Une de ses ex-compagnes a porté plainte : « Je suis interdit bancaire par sa faute. »

Il aurait encaissé dix ans après leur émission des chèques remis par la plaignante.

Là aussi, il s’est justifié :

« Je les ai déposés pour me rembourser d’une dette. J’ai pu les remplir, mais ce n’est pas moi qui les ai signés. »

La présidente projette les photocopies sur l’écran et fait remarquer que « l’écriture est bien similaire à la sienne », points de détails à l’appui. Elle relève également « une comptabilité inexistante ».
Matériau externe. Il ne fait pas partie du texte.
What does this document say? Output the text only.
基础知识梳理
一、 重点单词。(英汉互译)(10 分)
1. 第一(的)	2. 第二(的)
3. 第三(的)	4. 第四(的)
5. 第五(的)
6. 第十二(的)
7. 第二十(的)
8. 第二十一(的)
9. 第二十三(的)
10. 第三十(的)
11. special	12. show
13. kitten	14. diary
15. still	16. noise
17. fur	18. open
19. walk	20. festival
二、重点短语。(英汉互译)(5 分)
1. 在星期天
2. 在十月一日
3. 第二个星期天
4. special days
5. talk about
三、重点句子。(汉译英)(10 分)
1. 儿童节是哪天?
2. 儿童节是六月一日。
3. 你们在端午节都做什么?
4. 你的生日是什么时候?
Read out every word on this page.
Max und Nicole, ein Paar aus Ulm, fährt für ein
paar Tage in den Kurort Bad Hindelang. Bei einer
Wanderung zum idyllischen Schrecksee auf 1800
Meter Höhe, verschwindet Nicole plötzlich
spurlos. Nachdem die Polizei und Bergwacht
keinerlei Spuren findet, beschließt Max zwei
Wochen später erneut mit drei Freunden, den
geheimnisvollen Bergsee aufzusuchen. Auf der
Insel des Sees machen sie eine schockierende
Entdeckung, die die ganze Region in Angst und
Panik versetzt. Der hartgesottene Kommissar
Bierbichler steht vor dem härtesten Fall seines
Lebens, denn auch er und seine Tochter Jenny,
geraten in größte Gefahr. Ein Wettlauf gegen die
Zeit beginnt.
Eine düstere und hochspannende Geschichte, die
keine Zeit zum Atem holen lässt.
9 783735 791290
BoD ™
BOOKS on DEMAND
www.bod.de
À l’époque, pour tout le monde, Monsieur était le patron. Ce qu’il a admis lors de l’audience.

En audition, sa coaccusée, gérante de droit, avait reconnu, qu’il était « le gérant de fait en qui elle avait toute confiance ».

« Une vie tourmentée »

S’essuyant les yeux, le quinquagénaire, soutenu par Me Franck Boezec, a du mal à poursuivre son récit. Il souligne : « J’étais dans le milieu de la nuit et j’avais une vie tourmentée. »

Vivant actuellement dans le Pays de Retz, il avait jusque-là onze mentions à son casier judiciaire.

Mais, il a changé et l’a expliqué :

« J’ai désormais une vie rangée d’homme marié et de salarié. »

Et c’est le point sur lequel Me Boezec a demandé au tribunal de s’attarder : « Depuis les faits et devant cet audiencement tardif, il faut évaluer l’évolution de cet homme ! »

Le parquet a requis douze mois de prison, une amende de 20 000 € et une interdiction définitive de gérer. Une demande « bien excessive », a estimé l’avocat de la défense.

Prison avec sursis pour la cogérante

Le tribunal a prononcé la relaxe pour l’escroquerie à la carte bancaire « au bénéfice du doute ».

Pour le reste, il a reconnu le quinquagénaire coupable et l’a condamné à une peine aménageable de douze mois de prison et ramenant l’amende à 15 000 €. Son interdiction de toute gestion est définitive.

En son absence, la cogérante est condamnée à six mois de prison avec sursis et à une amende de 2 000 €. Son interdiction de gérer une entreprise est de cinq ans.